Founded in 1933 to arrange special exhibition paintings in the public rooms of the Inn, BHAA in its first twenty years formed a collection of some distinction. It was selected from commercial art galleries primarily in New York and presented such artists as Charles Burchfield (1893-1967) and John Koch (1909-1978), as well as artists of the New Hope School associated with the Pennsylvania Academy of the Fine Arts including modest works by Edward Redfield (1869-1965), Daniel Garber (1880-1958) and Walter Baum (1884-1956). BHAA also commissioned a series of ten original prints by leading graphic artists of the day using views of the Inn and sporting facilities as subjects including those by Ernest D. Roth in 1940 (1879-1964), Stow Wengenroth in 1941 (1906-1978), Luigi Luciano in 1950 (1900-1988), Asa Cheffetz in 1951 (1897-1965) and Adlolf Dehn in 1952 (1895-1968).
Works of art for the collection were selected from exhibitions by popular vote of those in possession of a ballot purchased for a nominal sum. Sometimes the committee overruled the popular vote to stay in line with BHAA available funds for acquisitions. Nevertheless, Clifford Gillam, later president of BHAA as well as the Buck Hill Falls Company, stated in “The Buck Hill Art Association General Meeting” notes, August 20, 1933, that:
It is not always wise to be guided by sentiment or personal taste alone. A collection is built for the future and, if the paintings are wisely chosen on the basis of technique and skill, it should increase rather than diminish in value.
The American impressionist painter Cullen Yates (1866-1945), resident in nearby Shawnee-on-Delaware, and The Salmagundi Club of New York, were instrumental in supporting the management of the Inn organization of the first exhibitions. The first year of its existence saw an exhibition of Cullen Yates’ paintings in the Inn, supported by a lecture delivered by the painter Charles C. Curran (1861-1942). This may have been the first but certainly not the last given by an artist at Buck Hill. BHAA selected its first acquisition even before its seventy members had elected officers. The painting was a Tonalist work by Frank DeHaven (1856-1934) titled Woodland Monarch. Although the style is little known or recognized, Tonalism was a particularly American art movement that emerged in the 1880s and continued well into the twentieth century. Woodland Monarch was one of DeHaven’s last works purchased the year before he died. The conservative keynote for the BHAA collection had been set.

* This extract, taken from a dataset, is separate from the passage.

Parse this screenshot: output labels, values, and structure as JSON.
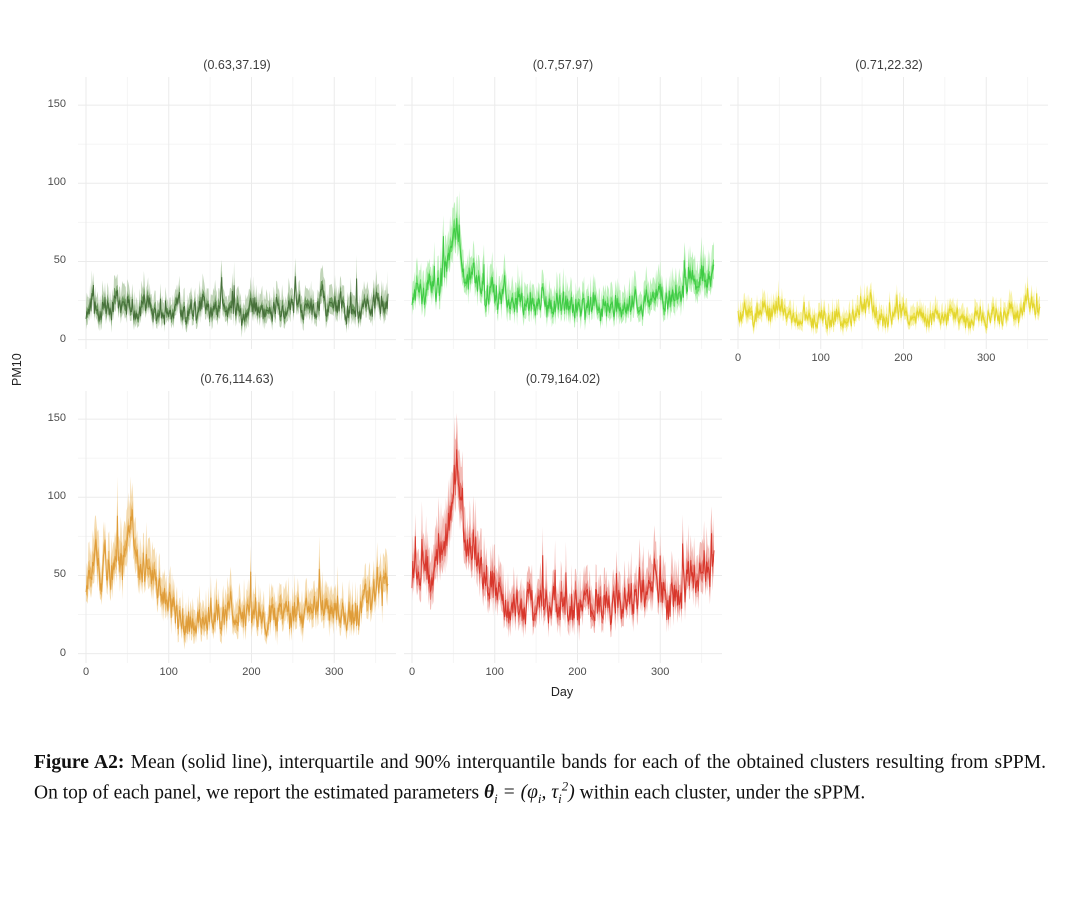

In its acquisition program BHAA was not unlike many provincial communities in the United States looking to establish an artistic beachhead through a modest acquisitions program that reflected popular taste rather than critical or professional point of view.
The art world was a very different place in 1933, when America was suffering the Great Depression, than it is today. The few art dealers, who survived their diminished market for contemporary American paintings, or paintings of any kind, were cooperative with exhibition schemes selected from their stock. Even though the Museum of Modern Art was founded in 1928, and the progressive American Abstract Artists had formed a large vigorous membership in 1936, recognition of American painters of an abstract stripe by a broad public would need to wait until after World War II when the epicenter of the art world shifted from Paris to New York and abstract expressionism triumphed. The acquisitions made by the BHAA for its collection reflected the popular American preferences for figurative subjects and landscapes. There is no painting in the collection that could be counted as modernist or abstract.
By 1989 acquisition of Cottage 87, known as The Art Cottage, as a center for BHAA activities had dominated the minutes of the BHAA for several years. The cottage proved to be inadequate to the BHAA program and on-going volunteer management; the building was sold in 1999.
With annual revenues from its membership and fundraising BHAA has a long tradition to provide scholarships in the form of a monetary stipend to regional residents seeking advanced study in the visual and performing arts.
As of the summer of 2014 a selection of the collection has been handsomely installed in the new Fairway Grille at the Buck Hill Golf Club. Other paintings hang in the Kerby Library which was given to Buck Hill for that purpose. Additionally, in September of 2015 a loan of paintings was made to the Acorn Club, a private women’s club in Philadelphia where they have been the subject of informative artistic and historic lectures.